Walkę lepiej rozpoczęła broniąca mistrzowskiego pasa Esparza. Amerykanka od początku próbowała obalić Polkę, by przenieść pojedynek do parteru. Nasza zawodniczka bardzo dobrze się broniła, a pod koniec pierwszej rundy zaatakowała ciosami bokserskimi. W drugiej rundzie przewaga Jędrzejczyk była coraz większa, Esparza bezradnie przyjmowała kolejne ciosy w twarz, aż wreszcie po serii mocnych uderzeń Polki sędzia - widząc, że jej rywalka jest bezradna - przerwał walkę.
Jędrzejczyk za świetną postawę dostała 50 tys. dolarów premii. Za "występ wieczoru" UFC nagrodziła tym razem w sumie czworo zawodników - poza Polką bonusy otrzymali Rafael dos Anjos, Ross Pearson oraz Beneil Dariush.

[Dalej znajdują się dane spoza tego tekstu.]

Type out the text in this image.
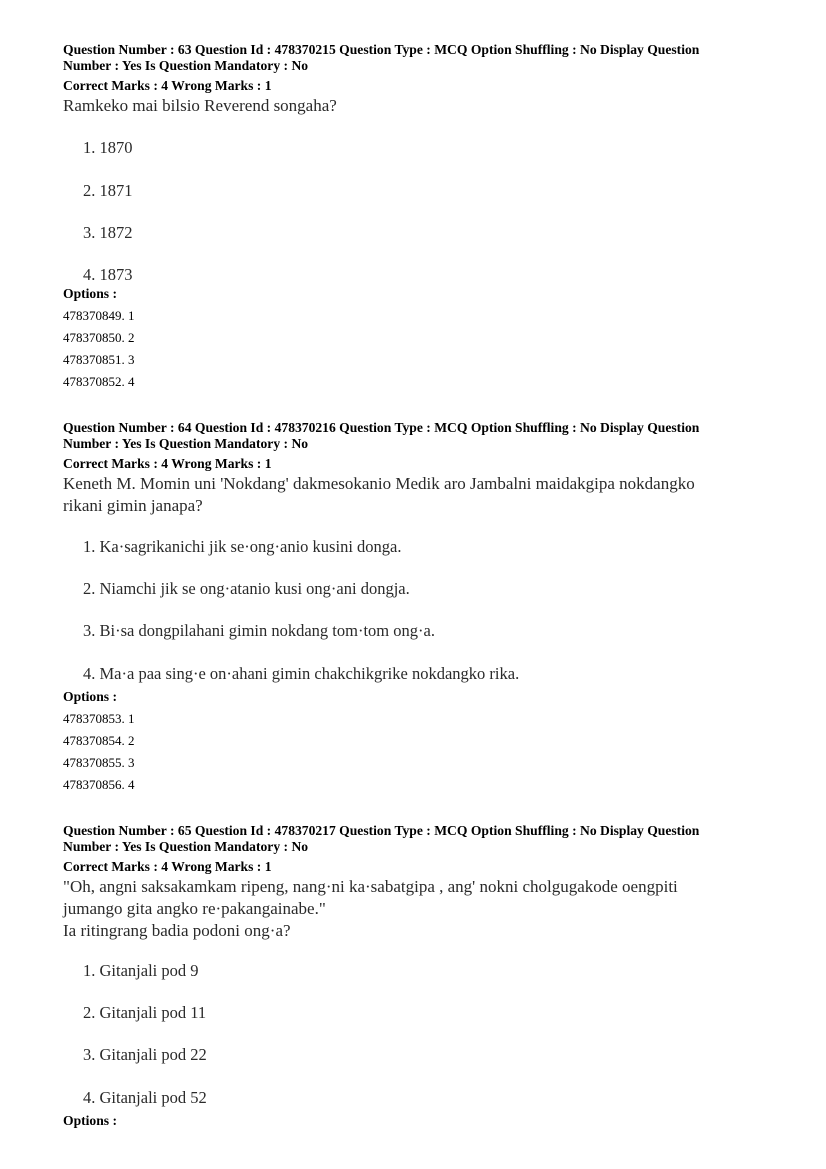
Question Number : 63 Question Id : 478370215 Question Type : MCQ Option Shuffling : No Display Question
Number : Yes Is Question Mandatory : No
Correct Marks : 4 Wrong Marks : 1
Ramkeko mai bilsio Reverend songaha?
1. 1870
2. 1871
3. 1872
4. 1873
Options :
478370849. 1
478370850. 2
478370851. 3
478370852. 4
Question Number : 64 Question Id : 478370216 Question Type : MCQ Option Shuffling : No Display Question
Number : Yes Is Question Mandatory : No
Correct Marks : 4 Wrong Marks : 1
Keneth M. Momin uni 'Nokdang' dakmesokanio Medik aro Jambalni maidakgipa nokdangko
rikani gimin janapa?
1. Ka·sagrikanichi jik se·ong·anio kusini donga.
2. Niamchi jik se ong·atanio kusi ong·ani dongja.
3. Bi·sa dongpilahani gimin nokdang tom·tom ong·a.
4. Ma·a paa sing·e on·ahani gimin chakchikgrike nokdangko rika.
Options :
478370853. 1
478370854. 2
478370855. 3
478370856. 4
Question Number : 65 Question Id : 478370217 Question Type : MCQ Option Shuffling : No Display Question
Number : Yes Is Question Mandatory : No
Correct Marks : 4 Wrong Marks : 1
"Oh, angni saksakamkam ripeng, nang·ni ka·sabatgipa , ang' nokni cholgugakode oengpiti
jumango gita angko re·pakangainabe."
Ia ritingrang badia podoni ong·a?
1. Gitanjali pod 9
2. Gitanjali pod 11
3. Gitanjali pod 22
4. Gitanjali pod 52
Options :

- Mówiłam, że tego dokonam, i zrobiłam to. Nikt mi tego pasa nie zabierze - cieszyła się Jędrzejczyk. - Walczyłam do końca, ale ona była świetna - powiedziała o naszej zawodniczce Amerykanka.
27-letnia Polka została mistrzynią zaledwie osiem miesięcy po swym debiucie w UFC. Dla młodszej o dwa miesiące Esparzy była to pierwsza walka w obronie mistrzowskiego pasa.